A tool for measuring the similarity between two c++ code files.
Linux (Best: Ubuntu 18.04 LTS Bionic)
- python >= 3.6.9
- pip >= 18.0
- clang == 6.0.0
- libclang-dev == 6.0.0
- llvm == 6.0.0
Before installing codesim, make sure you have already installed python and pip.

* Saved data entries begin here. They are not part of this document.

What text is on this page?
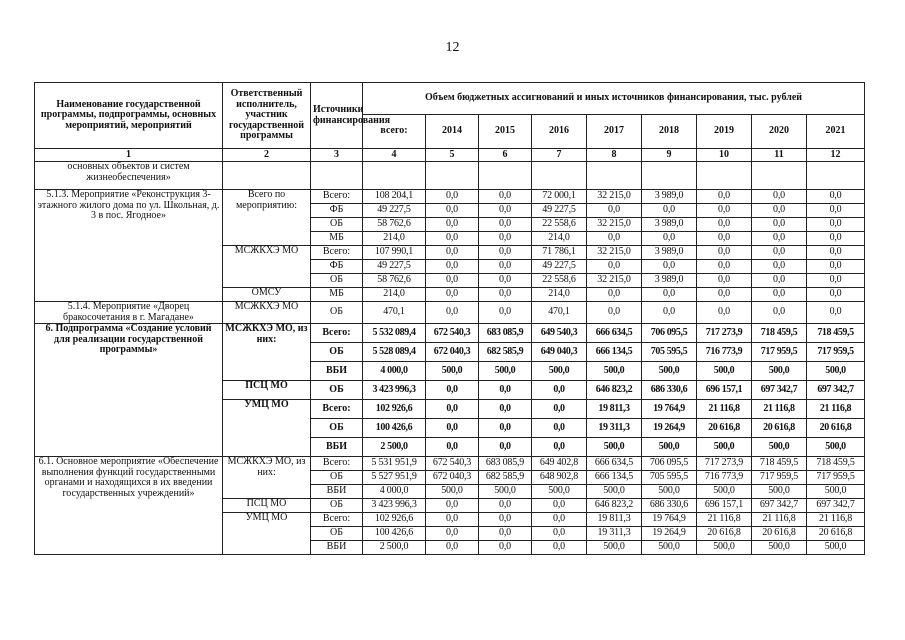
12
Наименование государственной программы, подпрограммы, основных мероприятий, мероприятий	Ответственный исполнитель, участник государственной программы	Источники финансирования	Объем бюджетных ассигнований и иных источников финансирования, тыс. рублей								
			всего:	2014	2015	2016	2017	2018	2019	2020	2021
1	2	3	4	5	6	7	8	9	10	11	12
основных объектов и систем жизнеобеспечения»											
5.1.3. Мероприятие «Реконструкция 3-этажного жилого дома по ул. Школьная, д. 3 в пос. Ягодное»	Всего по мероприятию:	Всего:	108 204,1	0,0	0,0	72 000,1	32 215,0	3 989,0	0,0	0,0	0,0
		ФБ	49 227,5	0,0	0,0	49 227,5	0,0	0,0	0,0	0,0	0,0
		ОБ	58 762,6	0,0	0,0	22 558,6	32 215,0	3 989,0	0,0	0,0	0,0
		МБ	214,0	0,0	0,0	214,0	0,0	0,0	0,0	0,0	0,0
	МСЖКХЭ МО	Всего:	107 990,1	0,0	0,0	71 786,1	32 215,0	3 989,0	0,0	0,0	0,0
		ФБ	49 227,5	0,0	0,0	49 227,5	0,0	0,0	0,0	0,0	0,0
		ОБ	58 762,6	0,0	0,0	22 558,6	32 215,0	3 989,0	0,0	0,0	0,0
	ОМСУ	МБ	214,0	0,0	0,0	214,0	0,0	0,0	0,0	0,0	0,0
5.1.4. Мероприятие «Дворец бракосочетания в г. Магадане»	МСЖКХЭ МО	ОБ	470,1	0,0	0,0	470,1	0,0	0,0	0,0	0,0	0,0
6. Подпрограмма «Создание условий для реализации государственной программы»	МСЖКХЭ МО, из них:	Всего:	5 532 089,4	672 540,3	683 085,9	649 540,3	666 634,5	706 095,5	717 273,9	718 459,5	718 459,5
		ОБ	5 528 089,4	672 040,3	682 585,9	649 040,3	666 134,5	705 595,5	716 773,9	717 959,5	717 959,5
		ВБИ	4 000,0	500,0	500,0	500,0	500,0	500,0	500,0	500,0	500,0
	ПСЦ МО	ОБ	3 423 996,3	0,0	0,0	0,0	646 823,2	686 330,6	696 157,1	697 342,7	697 342,7
	УМЦ МО	Всего:	102 926,6	0,0	0,0	0,0	19 811,3	19 764,9	21 116,8	21 116,8	21 116,8
		ОБ	100 426,6	0,0	0,0	0,0	19 311,3	19 264,9	20 616,8	20 616,8	20 616,8
		ВБИ	2 500,0	0,0	0,0	0,0	500,0	500,0	500,0	500,0	500,0
6.1. Основное мероприятие «Обеспечение выполнения функций государственными органами и находящихся в их введении государственных учреждений»	МСЖКХЭ МО, из них:	Всего:	5 531 951,9	672 540,3	683 085,9	649 402,8	666 634,5	706 095,5	717 273,9	718 459,5	718 459,5
		ОБ	5 527 951,9	672 040,3	682 585,9	648 902,8	666 134,5	705 595,5	716 773,9	717 959,5	717 959,5
		ВБИ	4 000,0	500,0	500,0	500,0	500,0	500,0	500,0	500,0	500,0
	ПСЦ МО	ОБ	3 423 996,3	0,0	0,0	0,0	646 823,2	686 330,6	696 157,1	697 342,7	697 342,7
	УМЦ МО	Всего:	102 926,6	0,0	0,0	0,0	19 811,3	19 764,9	21 116,8	21 116,8	21 116,8
		ОБ	100 426,6	0,0	0,0	0,0	19 311,3	19 264,9	20 616,8	20 616,8	20 616,8
		ВБИ	2 500,0	0,0	0,0	0,0	500,0	500,0	500,0	500,0	500,0
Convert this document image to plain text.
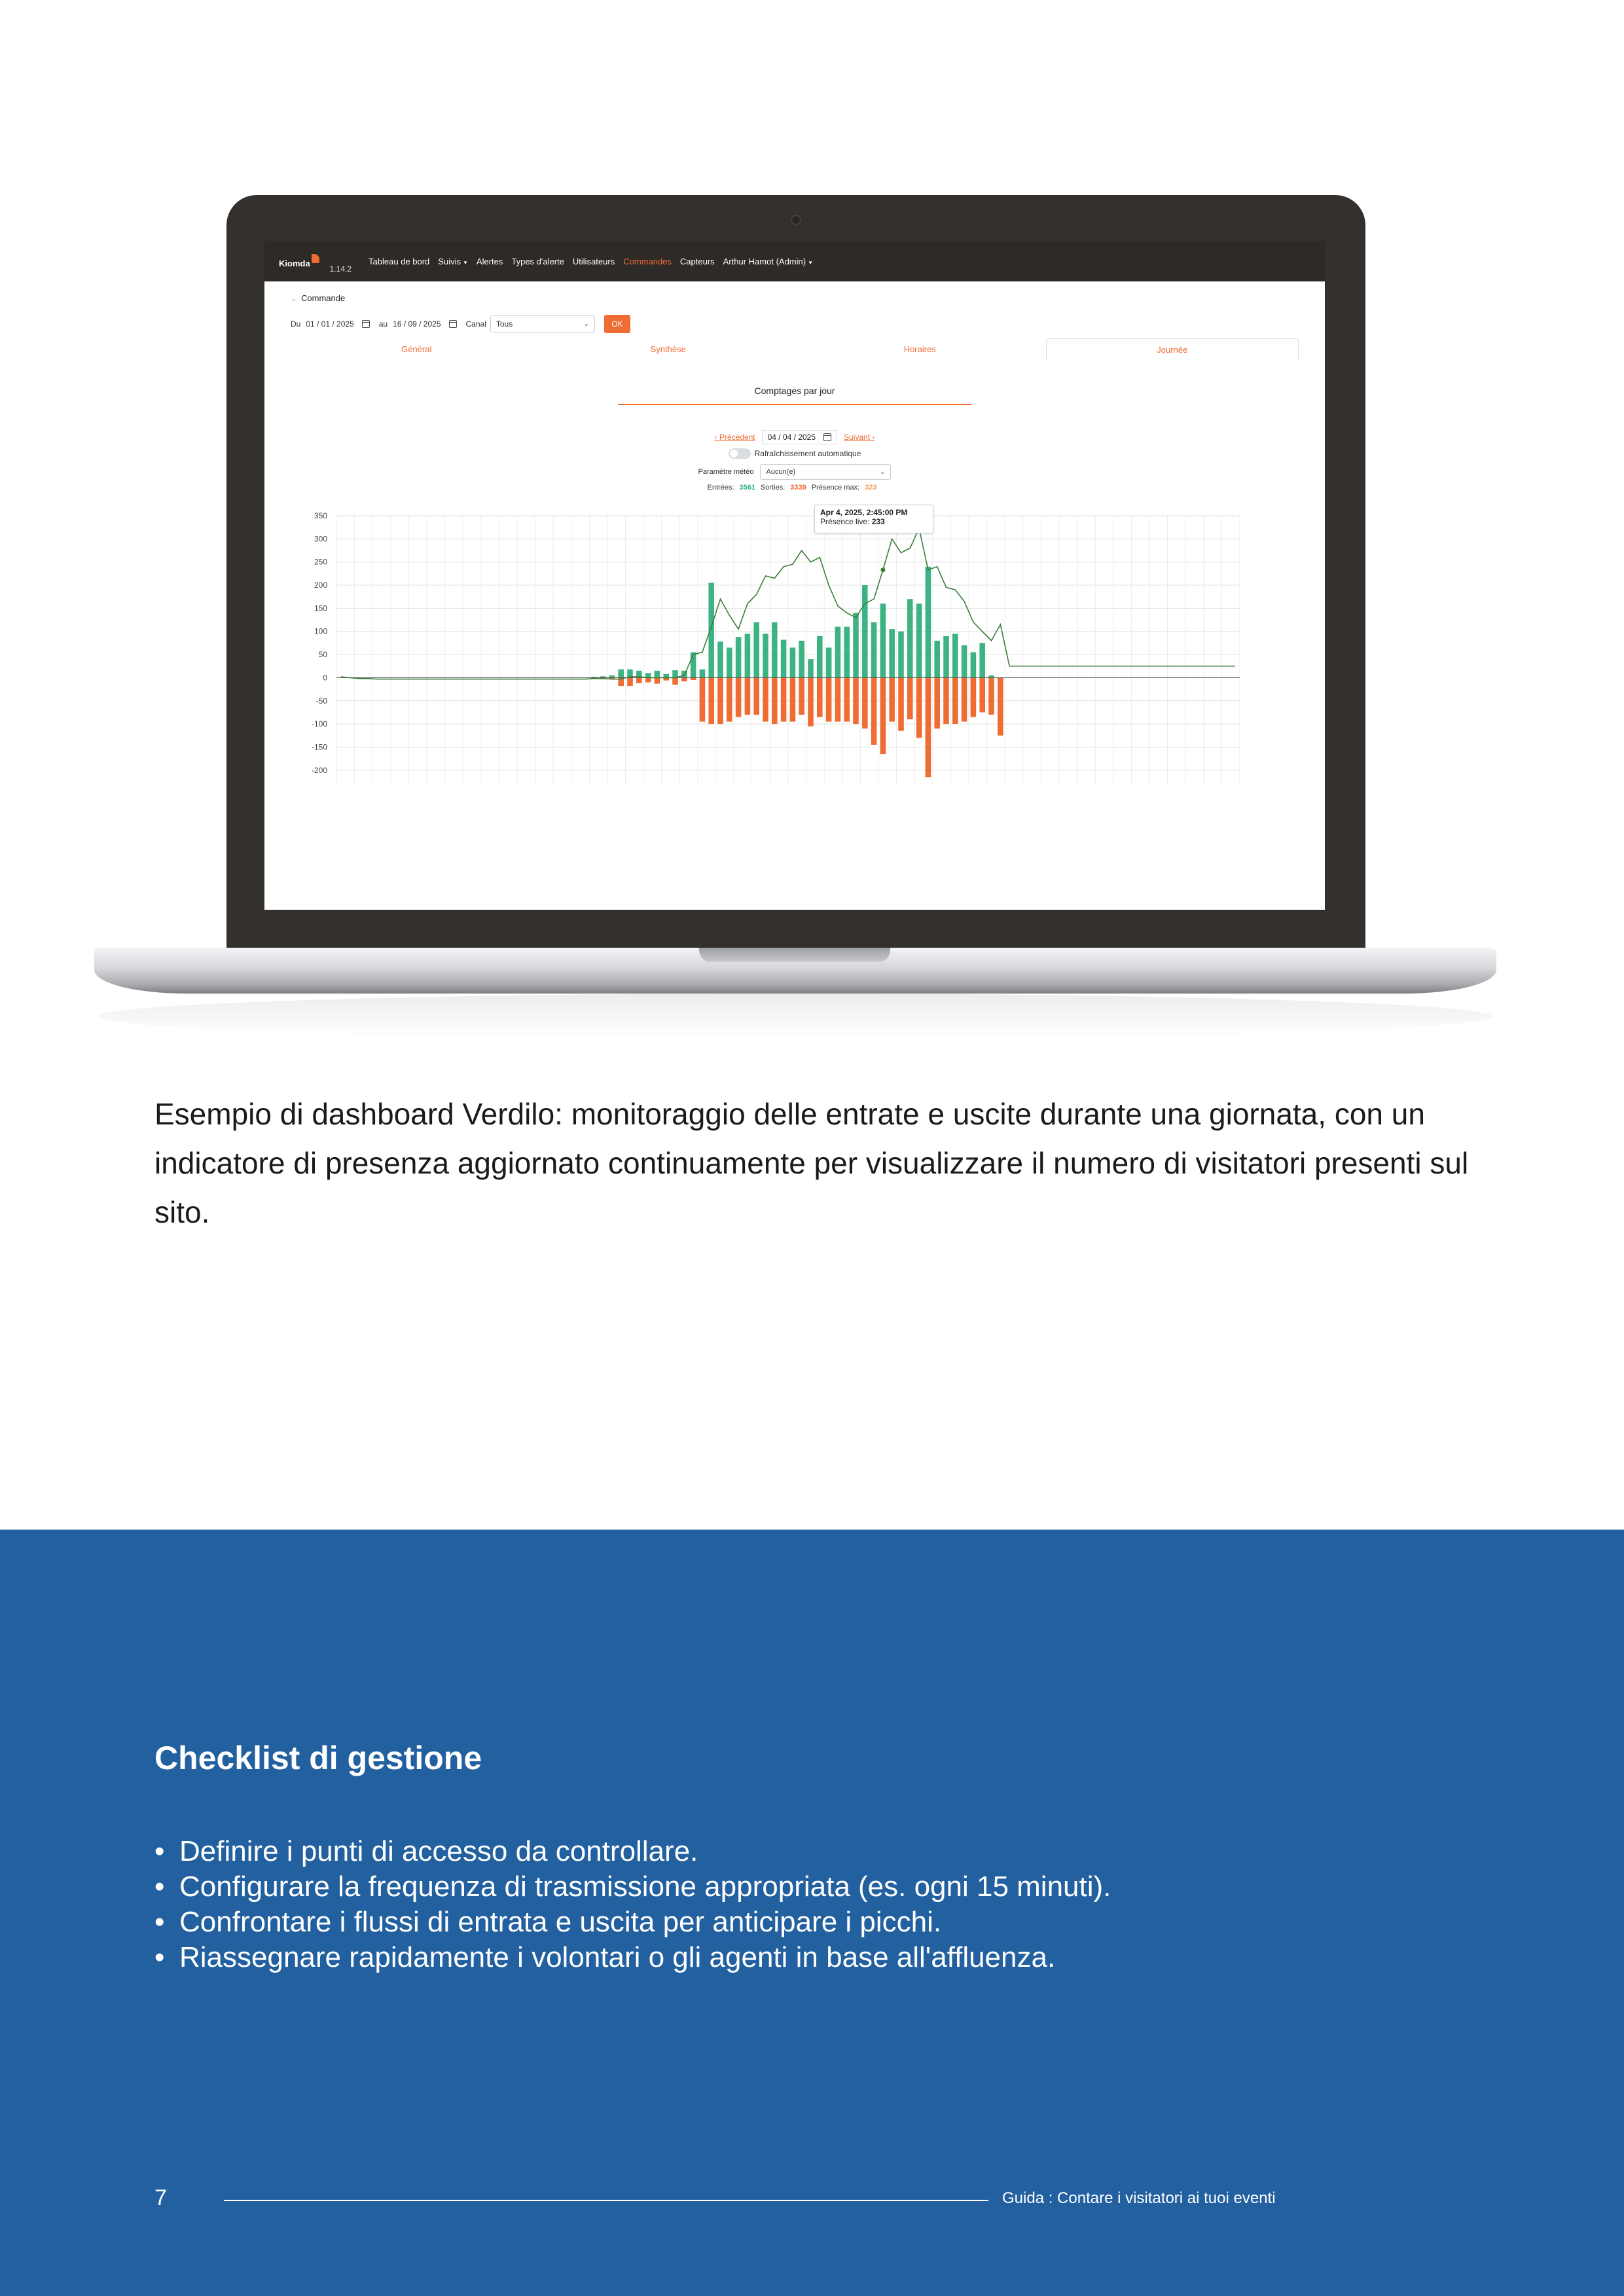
Kiomda
1.14.2
Tableau de bord Suivis ▼ Alertes Types d'alerte Utilisateurs Commandes Capteurs Arthur Hamot (Admin) ▼
← Commande
Du 01 / 01 / 2025	au 16 / 09 / 2025	Canal Tous	⌄	OK
Général	Synthèse	Horaires	Journée
Comptages par jour
‹ Précédent 04 / 04 / 2025	Suivant ›
Rafraîchissement automatique
Paramètre météo Aucun(e)	⌄
Entrées: 3561 Sorties: 3339 Présence max: 323
350
300
250
200
150
100
50
0
-50
-100
-150
-200
Apr 4, 2025, 2:45:00 PM
Présence live: 233

Esempio di dashboard Verdilo: monitoraggio delle entrate e uscite durante una giornata, con un indicatore di presenza aggiornato continuamente per visualizzare il numero di visitatori presenti sul sito.

Checklist di gestione
• Definire i punti di accesso da controllare.
• Configurare la frequenza di trasmissione appropriata (es. ogni 15 minuti).
• Confrontare i flussi di entrata e uscita per anticipare i picchi.
• Riassegnare rapidamente i volontari o gli agenti in base all'affluenza.
7	Guida : Contare i visitatori ai tuoi eventi
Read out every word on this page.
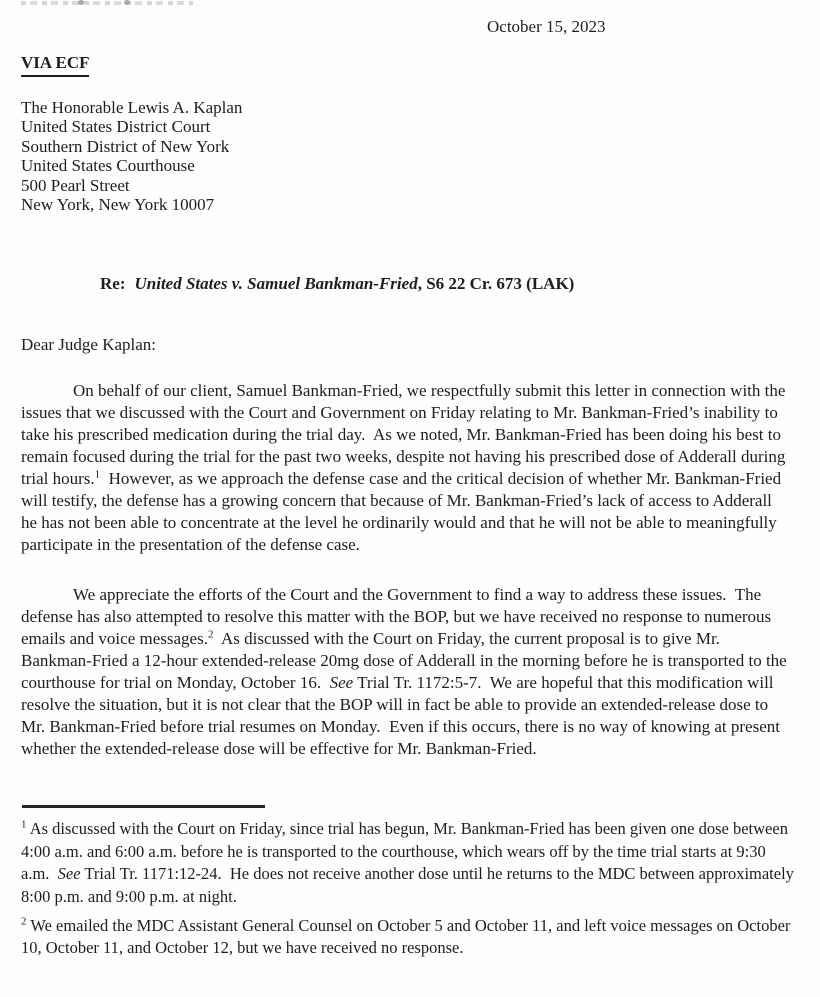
October 15, 2023
VIA ECF
The Honorable Lewis A. Kaplan
United States District Court
Southern District of New York
United States Courthouse
500 Pearl Street
New York, New York 10007

Re: United States v. Samuel Bankman-Fried, S6 22 Cr. 673 (LAK)

Dear Judge Kaplan:

On behalf of our client, Samuel Bankman-Fried, we respectfully submit this letter in connection with the issues that we discussed with the Court and Government on Friday relating to Mr. Bankman-Fried’s inability to take his prescribed medication during the trial day.  As we noted, Mr. Bankman-Fried has been doing his best to remain focused during the trial for the past two weeks, despite not having his prescribed dose of Adderall during trial hours.$^1$  However, as we approach the defense case and the critical decision of whether Mr. Bankman-Fried will testify, the defense has a growing concern that because of Mr. Bankman-Fried’s lack of access to Adderall he has not been able to concentrate at the level he ordinarily would and that he will not be able to meaningfully participate in the presentation of the defense case.

We appreciate the efforts of the Court and the Government to find a way to address these issues.  The defense has also attempted to resolve this matter with the BOP, but we have received no response to numerous emails and voice messages.$^2$  As discussed with the Court on Friday, the current proposal is to give Mr. Bankman-Fried a 12-hour extended-release 20mg dose of Adderall in the morning before he is transported to the courthouse for trial on Monday, October 16.  See Trial Tr. 1172:5-7.  We are hopeful that this modification will resolve the situation, but it is not clear that the BOP will in fact be able to provide an extended-release dose to Mr. Bankman-Fried before trial resumes on Monday.  Even if this occurs, there is no way of knowing at present whether the extended-release dose will be effective for Mr. Bankman-Fried.

$^1$ As discussed with the Court on Friday, since trial has begun, Mr. Bankman-Fried has been given one dose between 4:00 a.m. and 6:00 a.m. before he is transported to the courthouse, which wears off by the time trial starts at 9:30 a.m.  See Trial Tr. 1171:12-24.  He does not receive another dose until he returns to the MDC between approximately 8:00 p.m. and 9:00 p.m. at night.

$^2$ We emailed the MDC Assistant General Counsel on October 5 and October 11, and left voice messages on October 10, October 11, and October 12, but we have received no response.
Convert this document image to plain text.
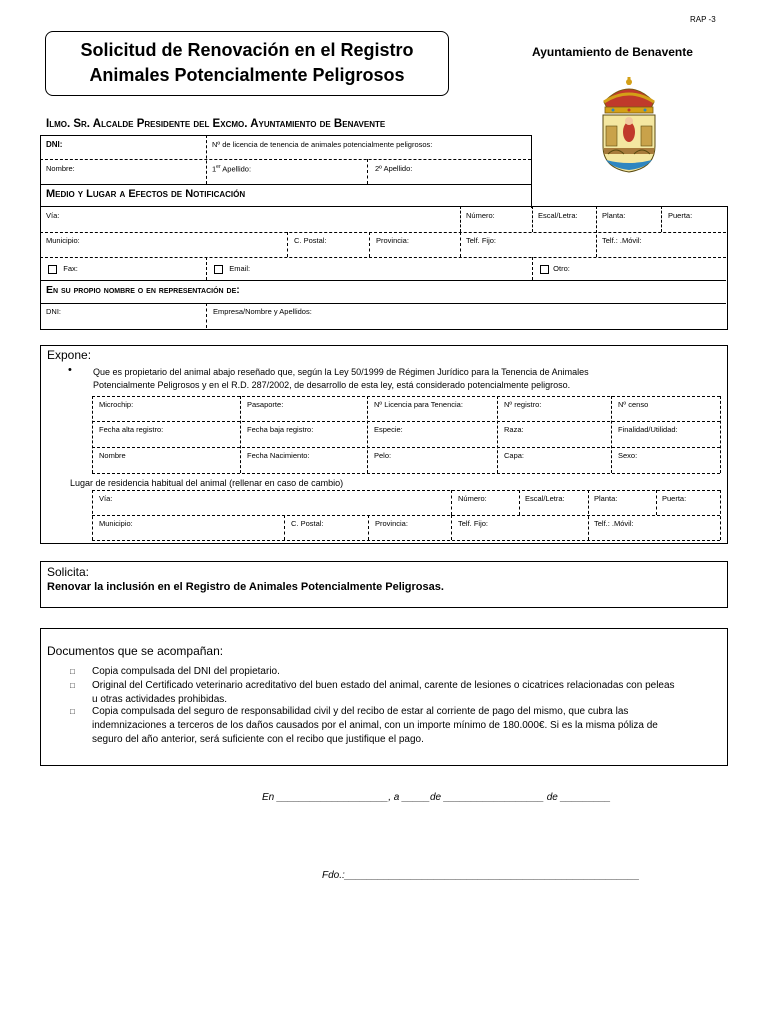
RAP -3
Solicitud de Renovación en el Registro
Animales Potencialmente Peligrosos
Ayuntamiento de Benavente
Ilmo. Sr. Alcalde Presidente del Excmo. Ayuntamiento de Benavente
DNI:	Nº de licencia de tenencia de animales potencialmente peligrosos:
Nombre:	1er Apellido:	2º Apellido:
Medio y Lugar a Efectos de Notificación
Vía:	Número:	Escal/Letra:	Planta:	Puerta:
Municipio:	C. Postal:	Provincia:	Telf. Fijo:	Telf.: .Móvil:
Fax:	Email:	Otro:
En su propio nombre o en representación de:
DNI:	Empresa/Nombre y Apellidos:
Expone:
• Que es propietario del animal abajo reseñado que, según la Ley 50/1999 de Régimen Jurídico para la Tenencia de Animales
Potencialmente Peligrosos y en el R.D. 287/2002, de desarrollo de esta ley, está considerado potencialmente peligroso.
Microchip:	Pasaporte:	Nº Licencia para Tenencia:	Nº registro:	Nº censo
Fecha alta registro:	Fecha baja registro:	Especie:	Raza:	Finalidad/Utilidad:
Nombre	Fecha Nacimiento:	Pelo:	Capa:	Sexo:
Lugar de residencia habitual del animal (rellenar en caso de cambio)
Vía:	Número:	Escal/Letra:	Planta:	Puerta:
Municipio:	C. Postal:	Provincia:	Telf. Fijo:	Telf.: .Móvil:
Solicita:
Renovar la inclusión en el Registro de Animales Potencialmente Peligrosas.
Documentos que se acompañan:
□ Copia compulsada del DNI del propietario.
□ Original del Certificado veterinario acreditativo del buen estado del animal, carente de lesiones o cicatrices relacionadas con peleas
u otras actividades prohibidas.
□ Copia compulsada del seguro de responsabilidad civil y del recibo de estar al corriente de pago del mismo, que cubra las
indemnizaciones a terceros de los daños causados por el animal, con un importe mínimo de 180.000€. Si es la misma póliza de
seguro del año anterior, será suficiente con el recibo que justifique el pago.
En ____________________, a _____de __________________ de _________
Fdo.:_____________________________________________________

And install clang and llvm using command below:
$ sudo apt-get install clang-6.0 libclang-6.0-dev llvm-6.0
Make sure you can find the file "libclang.so" in the path which can been seen after you successfully execute "llvm-config --libdir".
$ llvm-config --libdir
/usr/lib/llvm-6.0/lib
First you should clone this project:
$ git clone https://github.com/ztw33/code-sim.git
Enter the directory and install:
$ cd code-sim
$ pip install .
Now you can use command 'codesim' to measure the similarity between two c++ code files.
usage: codesim [-h] [-v] [--mml MML] code1 code2
measure the similarity between two c++ code files
positional arguments:
code1 the filepath of c++ code file1
code2 the filepath of c++ code file2
optional arguments:
-h, --help show this help message and exit
-v, --verbose print detail information while measuring similarity
--mml MML minimum match length in GST algorithm when matching token
sequence (default: 3)
$ codesim test1.cpp test2.cpp
90.43
$ codesim test1.cpp test2.cpp -v
Finding libclang.so ......
Found libclang.so path in: /usr/lib/llvm-6.0/lib/libclang.so
Similar snippets:
================ 1 ================
test1.cpp: line 10 -- line 26
test2.cpp: line 9 -- line 18
================ 2 ================
test1.cpp: line 6 -- line 10
test2.cpp: line 5 -- line 8
================ 3 ================
test1.cpp: line 29 -- line 35
test2.cpp: line 23 -- line 29
Similarity: 90.43%